Краевский промолчал.
– «…свет победит тьму, – снова стал читать он из рецензии плаксивым тоном, который создавал комический контраст с уверенно бодрым тоном статьи, – разум победит предрассудки, свободное сознание сделает людей братьями по духу, и – будет новая земля и новое небо…» Да-с! – крякнул он и снял ученую свою шапочку. – Неужто же нельзя хотя бы без этого обновления земли и неба обойтись? Согласитесь, тут уж прямо революцией отдает и черт его знает чем еще!
– Буду счастлив, если именно так поймут меня читатели.
– Но если угодите вы в Петропавловскую крепость или в Сибирь, не я буду виноват! – вскричал, теряя терпение, редактор «Отечественных записок».

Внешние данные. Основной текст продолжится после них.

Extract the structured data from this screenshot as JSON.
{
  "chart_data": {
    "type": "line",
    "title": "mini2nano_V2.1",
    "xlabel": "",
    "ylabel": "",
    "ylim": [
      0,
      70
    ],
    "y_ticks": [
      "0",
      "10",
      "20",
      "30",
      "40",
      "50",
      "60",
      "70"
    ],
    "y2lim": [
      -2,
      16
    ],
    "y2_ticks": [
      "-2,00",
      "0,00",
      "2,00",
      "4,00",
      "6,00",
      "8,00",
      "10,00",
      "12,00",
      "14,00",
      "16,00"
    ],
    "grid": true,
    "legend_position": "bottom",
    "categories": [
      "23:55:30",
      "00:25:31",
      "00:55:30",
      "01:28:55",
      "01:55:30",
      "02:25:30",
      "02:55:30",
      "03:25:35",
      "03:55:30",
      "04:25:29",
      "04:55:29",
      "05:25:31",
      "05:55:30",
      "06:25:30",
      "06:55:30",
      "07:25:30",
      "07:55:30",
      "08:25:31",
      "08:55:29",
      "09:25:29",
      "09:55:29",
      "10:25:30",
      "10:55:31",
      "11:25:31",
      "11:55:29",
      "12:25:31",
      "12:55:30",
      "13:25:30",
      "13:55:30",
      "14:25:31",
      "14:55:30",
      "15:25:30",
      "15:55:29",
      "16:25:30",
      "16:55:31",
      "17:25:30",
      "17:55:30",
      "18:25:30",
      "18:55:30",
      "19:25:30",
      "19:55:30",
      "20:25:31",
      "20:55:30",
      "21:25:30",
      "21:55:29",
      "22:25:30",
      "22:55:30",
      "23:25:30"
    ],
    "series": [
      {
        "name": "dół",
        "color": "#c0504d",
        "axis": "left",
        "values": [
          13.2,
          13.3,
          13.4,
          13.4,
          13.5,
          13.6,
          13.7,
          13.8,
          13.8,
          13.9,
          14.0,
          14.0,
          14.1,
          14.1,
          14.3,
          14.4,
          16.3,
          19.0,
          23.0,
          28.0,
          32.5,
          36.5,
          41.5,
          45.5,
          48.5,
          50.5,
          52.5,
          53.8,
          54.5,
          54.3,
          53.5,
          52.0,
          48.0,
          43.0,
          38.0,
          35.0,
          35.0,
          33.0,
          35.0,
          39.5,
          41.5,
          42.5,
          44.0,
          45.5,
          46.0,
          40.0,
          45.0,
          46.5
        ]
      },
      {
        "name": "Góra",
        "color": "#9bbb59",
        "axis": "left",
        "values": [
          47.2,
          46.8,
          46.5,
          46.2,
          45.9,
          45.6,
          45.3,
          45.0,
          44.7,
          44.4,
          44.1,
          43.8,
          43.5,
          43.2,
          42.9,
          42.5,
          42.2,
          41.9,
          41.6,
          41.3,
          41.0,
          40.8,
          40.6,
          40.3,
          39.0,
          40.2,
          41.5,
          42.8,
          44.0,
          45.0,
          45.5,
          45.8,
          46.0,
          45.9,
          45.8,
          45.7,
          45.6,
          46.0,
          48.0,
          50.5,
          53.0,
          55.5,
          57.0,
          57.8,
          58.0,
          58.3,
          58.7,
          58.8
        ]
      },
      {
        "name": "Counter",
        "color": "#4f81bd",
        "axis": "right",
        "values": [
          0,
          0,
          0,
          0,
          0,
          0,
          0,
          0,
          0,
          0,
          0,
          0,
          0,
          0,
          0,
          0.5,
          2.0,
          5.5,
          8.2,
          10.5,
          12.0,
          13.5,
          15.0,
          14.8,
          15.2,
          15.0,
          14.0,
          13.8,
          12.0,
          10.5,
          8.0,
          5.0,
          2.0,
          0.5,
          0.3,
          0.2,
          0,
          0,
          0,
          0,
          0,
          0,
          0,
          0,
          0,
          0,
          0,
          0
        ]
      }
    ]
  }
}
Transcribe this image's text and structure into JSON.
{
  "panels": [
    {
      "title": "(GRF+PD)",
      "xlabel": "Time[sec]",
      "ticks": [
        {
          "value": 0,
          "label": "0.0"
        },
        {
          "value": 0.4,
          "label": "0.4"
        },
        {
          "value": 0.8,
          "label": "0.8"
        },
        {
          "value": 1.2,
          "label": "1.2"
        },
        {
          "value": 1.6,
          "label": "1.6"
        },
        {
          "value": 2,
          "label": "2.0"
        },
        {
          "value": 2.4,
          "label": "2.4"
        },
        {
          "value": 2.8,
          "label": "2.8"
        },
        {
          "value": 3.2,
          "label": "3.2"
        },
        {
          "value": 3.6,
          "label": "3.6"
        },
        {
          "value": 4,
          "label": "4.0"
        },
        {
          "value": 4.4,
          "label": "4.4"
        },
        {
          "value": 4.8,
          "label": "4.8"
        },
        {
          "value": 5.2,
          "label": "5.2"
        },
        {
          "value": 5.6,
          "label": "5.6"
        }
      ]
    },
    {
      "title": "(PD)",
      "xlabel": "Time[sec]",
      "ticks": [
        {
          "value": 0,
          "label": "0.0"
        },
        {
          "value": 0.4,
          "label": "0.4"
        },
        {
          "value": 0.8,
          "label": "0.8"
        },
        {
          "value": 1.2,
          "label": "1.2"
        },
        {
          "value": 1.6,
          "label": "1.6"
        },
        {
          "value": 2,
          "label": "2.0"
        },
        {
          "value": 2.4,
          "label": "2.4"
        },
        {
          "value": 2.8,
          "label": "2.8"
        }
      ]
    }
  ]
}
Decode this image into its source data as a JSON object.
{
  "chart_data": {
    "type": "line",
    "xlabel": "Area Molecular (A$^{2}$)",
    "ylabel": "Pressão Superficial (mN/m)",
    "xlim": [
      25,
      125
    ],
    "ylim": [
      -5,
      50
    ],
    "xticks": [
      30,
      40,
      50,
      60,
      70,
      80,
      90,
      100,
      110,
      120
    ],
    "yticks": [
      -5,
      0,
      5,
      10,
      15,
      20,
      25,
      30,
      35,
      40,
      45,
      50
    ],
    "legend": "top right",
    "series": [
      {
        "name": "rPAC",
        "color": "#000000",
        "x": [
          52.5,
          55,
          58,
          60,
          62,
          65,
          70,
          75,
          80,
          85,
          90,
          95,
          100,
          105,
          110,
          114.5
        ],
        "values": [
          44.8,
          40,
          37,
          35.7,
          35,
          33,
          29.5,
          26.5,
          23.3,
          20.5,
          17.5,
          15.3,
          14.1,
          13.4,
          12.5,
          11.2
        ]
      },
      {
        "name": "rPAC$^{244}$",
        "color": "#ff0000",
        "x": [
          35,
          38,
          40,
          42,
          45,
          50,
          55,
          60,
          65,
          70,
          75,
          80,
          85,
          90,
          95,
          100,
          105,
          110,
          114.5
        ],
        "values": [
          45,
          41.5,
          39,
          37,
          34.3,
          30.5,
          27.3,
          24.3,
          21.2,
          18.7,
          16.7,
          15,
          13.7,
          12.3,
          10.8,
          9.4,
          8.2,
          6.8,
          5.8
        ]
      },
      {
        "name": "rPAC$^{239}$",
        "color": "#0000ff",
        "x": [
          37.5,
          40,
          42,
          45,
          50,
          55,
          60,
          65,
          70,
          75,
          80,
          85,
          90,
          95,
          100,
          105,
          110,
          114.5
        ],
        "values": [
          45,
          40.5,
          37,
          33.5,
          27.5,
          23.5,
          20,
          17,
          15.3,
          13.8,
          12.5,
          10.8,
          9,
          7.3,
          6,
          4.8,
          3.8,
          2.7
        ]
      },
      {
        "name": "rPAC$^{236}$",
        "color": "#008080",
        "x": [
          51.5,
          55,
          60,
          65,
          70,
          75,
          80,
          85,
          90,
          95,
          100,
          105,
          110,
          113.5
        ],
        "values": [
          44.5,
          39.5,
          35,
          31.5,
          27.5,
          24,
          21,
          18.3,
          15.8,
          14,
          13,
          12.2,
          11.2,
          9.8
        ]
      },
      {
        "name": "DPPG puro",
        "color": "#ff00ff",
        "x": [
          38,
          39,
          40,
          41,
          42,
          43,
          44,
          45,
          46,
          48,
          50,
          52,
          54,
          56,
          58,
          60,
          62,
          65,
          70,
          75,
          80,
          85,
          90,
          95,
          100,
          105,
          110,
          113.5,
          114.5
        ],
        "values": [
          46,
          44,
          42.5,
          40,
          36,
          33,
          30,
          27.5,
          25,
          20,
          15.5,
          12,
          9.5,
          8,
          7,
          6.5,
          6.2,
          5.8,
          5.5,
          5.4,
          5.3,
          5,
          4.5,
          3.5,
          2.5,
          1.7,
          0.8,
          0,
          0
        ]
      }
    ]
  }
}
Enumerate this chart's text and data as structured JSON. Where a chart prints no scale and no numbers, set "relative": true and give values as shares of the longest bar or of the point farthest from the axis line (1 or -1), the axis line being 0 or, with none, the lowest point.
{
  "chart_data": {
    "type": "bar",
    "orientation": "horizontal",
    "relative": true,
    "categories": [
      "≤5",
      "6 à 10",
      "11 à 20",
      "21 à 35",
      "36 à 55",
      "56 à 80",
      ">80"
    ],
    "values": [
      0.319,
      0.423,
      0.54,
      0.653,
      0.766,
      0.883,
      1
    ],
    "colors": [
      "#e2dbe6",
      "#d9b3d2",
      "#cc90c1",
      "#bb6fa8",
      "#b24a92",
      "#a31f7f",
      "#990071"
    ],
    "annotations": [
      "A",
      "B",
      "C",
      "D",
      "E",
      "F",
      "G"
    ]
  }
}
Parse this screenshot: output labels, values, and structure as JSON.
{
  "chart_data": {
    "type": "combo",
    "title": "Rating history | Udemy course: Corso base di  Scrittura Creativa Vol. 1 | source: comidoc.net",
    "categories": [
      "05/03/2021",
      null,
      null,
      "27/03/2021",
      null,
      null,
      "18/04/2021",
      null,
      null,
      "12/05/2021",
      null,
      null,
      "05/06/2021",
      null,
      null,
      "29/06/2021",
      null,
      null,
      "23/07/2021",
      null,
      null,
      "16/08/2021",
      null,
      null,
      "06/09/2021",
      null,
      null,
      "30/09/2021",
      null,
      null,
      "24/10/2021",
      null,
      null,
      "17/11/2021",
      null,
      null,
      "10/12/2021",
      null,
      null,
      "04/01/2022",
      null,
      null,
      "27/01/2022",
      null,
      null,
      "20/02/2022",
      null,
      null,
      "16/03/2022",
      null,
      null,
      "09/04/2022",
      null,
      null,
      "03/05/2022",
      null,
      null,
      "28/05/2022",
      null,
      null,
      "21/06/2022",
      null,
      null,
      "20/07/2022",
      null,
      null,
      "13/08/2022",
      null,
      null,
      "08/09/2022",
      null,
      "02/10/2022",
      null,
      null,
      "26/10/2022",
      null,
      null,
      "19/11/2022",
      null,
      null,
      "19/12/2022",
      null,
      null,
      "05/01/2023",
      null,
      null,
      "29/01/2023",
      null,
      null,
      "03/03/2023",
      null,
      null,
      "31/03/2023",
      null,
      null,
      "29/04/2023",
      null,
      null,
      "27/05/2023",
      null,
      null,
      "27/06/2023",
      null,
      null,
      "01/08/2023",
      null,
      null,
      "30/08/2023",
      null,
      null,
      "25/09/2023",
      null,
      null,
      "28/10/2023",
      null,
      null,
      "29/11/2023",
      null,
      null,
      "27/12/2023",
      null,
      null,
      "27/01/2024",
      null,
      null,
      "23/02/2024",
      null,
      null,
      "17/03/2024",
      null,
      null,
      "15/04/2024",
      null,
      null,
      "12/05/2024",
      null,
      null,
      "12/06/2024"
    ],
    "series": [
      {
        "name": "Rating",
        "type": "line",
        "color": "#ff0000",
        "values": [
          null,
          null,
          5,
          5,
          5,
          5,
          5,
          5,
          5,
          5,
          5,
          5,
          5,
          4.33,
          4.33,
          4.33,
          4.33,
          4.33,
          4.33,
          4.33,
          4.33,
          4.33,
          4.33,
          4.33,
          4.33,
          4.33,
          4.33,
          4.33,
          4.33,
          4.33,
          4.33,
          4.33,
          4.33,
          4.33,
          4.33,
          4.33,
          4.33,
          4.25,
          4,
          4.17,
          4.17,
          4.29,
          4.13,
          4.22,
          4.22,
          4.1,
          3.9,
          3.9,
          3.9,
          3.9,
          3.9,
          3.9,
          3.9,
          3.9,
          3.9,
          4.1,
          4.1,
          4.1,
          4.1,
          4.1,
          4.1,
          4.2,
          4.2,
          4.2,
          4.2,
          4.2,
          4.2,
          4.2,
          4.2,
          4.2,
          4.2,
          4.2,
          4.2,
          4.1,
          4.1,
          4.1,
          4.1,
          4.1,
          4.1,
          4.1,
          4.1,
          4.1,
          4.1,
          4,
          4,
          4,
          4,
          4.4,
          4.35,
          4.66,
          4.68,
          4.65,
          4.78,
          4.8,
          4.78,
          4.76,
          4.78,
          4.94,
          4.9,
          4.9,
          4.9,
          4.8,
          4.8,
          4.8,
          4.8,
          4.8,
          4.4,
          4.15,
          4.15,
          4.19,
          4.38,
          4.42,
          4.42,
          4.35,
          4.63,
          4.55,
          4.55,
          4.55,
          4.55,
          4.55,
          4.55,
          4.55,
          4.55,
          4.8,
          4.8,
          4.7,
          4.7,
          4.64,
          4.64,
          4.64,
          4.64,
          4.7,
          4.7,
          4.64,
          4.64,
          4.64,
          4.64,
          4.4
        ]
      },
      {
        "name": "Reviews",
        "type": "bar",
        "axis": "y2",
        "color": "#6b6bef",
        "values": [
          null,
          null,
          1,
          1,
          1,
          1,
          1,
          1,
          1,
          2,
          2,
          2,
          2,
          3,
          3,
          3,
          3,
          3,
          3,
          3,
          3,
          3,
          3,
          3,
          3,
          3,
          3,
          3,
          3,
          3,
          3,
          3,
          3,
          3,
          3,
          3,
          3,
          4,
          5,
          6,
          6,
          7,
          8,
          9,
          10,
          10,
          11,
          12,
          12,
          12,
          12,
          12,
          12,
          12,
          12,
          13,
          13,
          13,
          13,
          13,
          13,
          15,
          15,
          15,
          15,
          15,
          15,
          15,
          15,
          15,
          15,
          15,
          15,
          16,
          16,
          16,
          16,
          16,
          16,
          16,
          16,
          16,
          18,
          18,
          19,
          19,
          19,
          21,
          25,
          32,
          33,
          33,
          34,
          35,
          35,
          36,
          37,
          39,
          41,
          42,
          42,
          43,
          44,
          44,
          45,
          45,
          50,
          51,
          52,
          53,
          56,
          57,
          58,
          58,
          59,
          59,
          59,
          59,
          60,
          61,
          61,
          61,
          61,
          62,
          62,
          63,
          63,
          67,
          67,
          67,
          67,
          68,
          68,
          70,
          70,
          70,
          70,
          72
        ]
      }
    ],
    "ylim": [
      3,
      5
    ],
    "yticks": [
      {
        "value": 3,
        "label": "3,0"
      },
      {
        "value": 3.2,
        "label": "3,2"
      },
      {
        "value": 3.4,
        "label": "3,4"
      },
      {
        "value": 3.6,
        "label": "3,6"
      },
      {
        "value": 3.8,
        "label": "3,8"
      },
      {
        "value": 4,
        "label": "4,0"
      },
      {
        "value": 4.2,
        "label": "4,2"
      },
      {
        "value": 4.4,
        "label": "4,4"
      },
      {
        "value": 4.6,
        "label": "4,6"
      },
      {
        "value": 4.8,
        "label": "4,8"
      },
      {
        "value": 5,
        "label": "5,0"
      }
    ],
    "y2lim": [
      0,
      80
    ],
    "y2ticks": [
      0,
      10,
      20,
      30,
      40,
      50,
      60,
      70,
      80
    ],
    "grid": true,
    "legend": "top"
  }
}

Неблагодарный сотрудник не ценил сердечной о нем заботы!
Поразмыслив, Андрей Александрович, однако, отправил рецензию в типографию. И то сказать – чего не сделаешь в угоду подписчикам! Это было тем легче сделать, что цензура наверняка оставит без внимания ученую статью на ученую книгу.
Андрей Александрович снова надел черную шелковую шапочку и по обыкновению углубился в рукописи.
Зал заседания Государственного Совета был переполнен. Вешнее солнце, заглянув в огромные окна, робко играло на позолоте люстр и пышном шитье мундиров. Первые сановники России ожидали прибытия императора.
Всеобщее движение встретило его, когда он вошел в зал своим обычным чеканным шагом. Николай Павлович окинул собравшихся озабоченным взором, ответил на приветствия величественным склонением головы и, заняв место, дал знак к началу заседания.
Государственному Совету предстояло высказать мнение по законопроекту об обязанных крестьянах.
Все было давно предрешено. Но самое присутствие монарха свидетельствовало о том исключительном значении, которое придает он намеченному преобразованию. Благоговейная тишина воцарилась в зале, когда его величество обратился с речью к совету.
Николай Павлович не имел склонности к словоговорению. На этот раз он говорил долго.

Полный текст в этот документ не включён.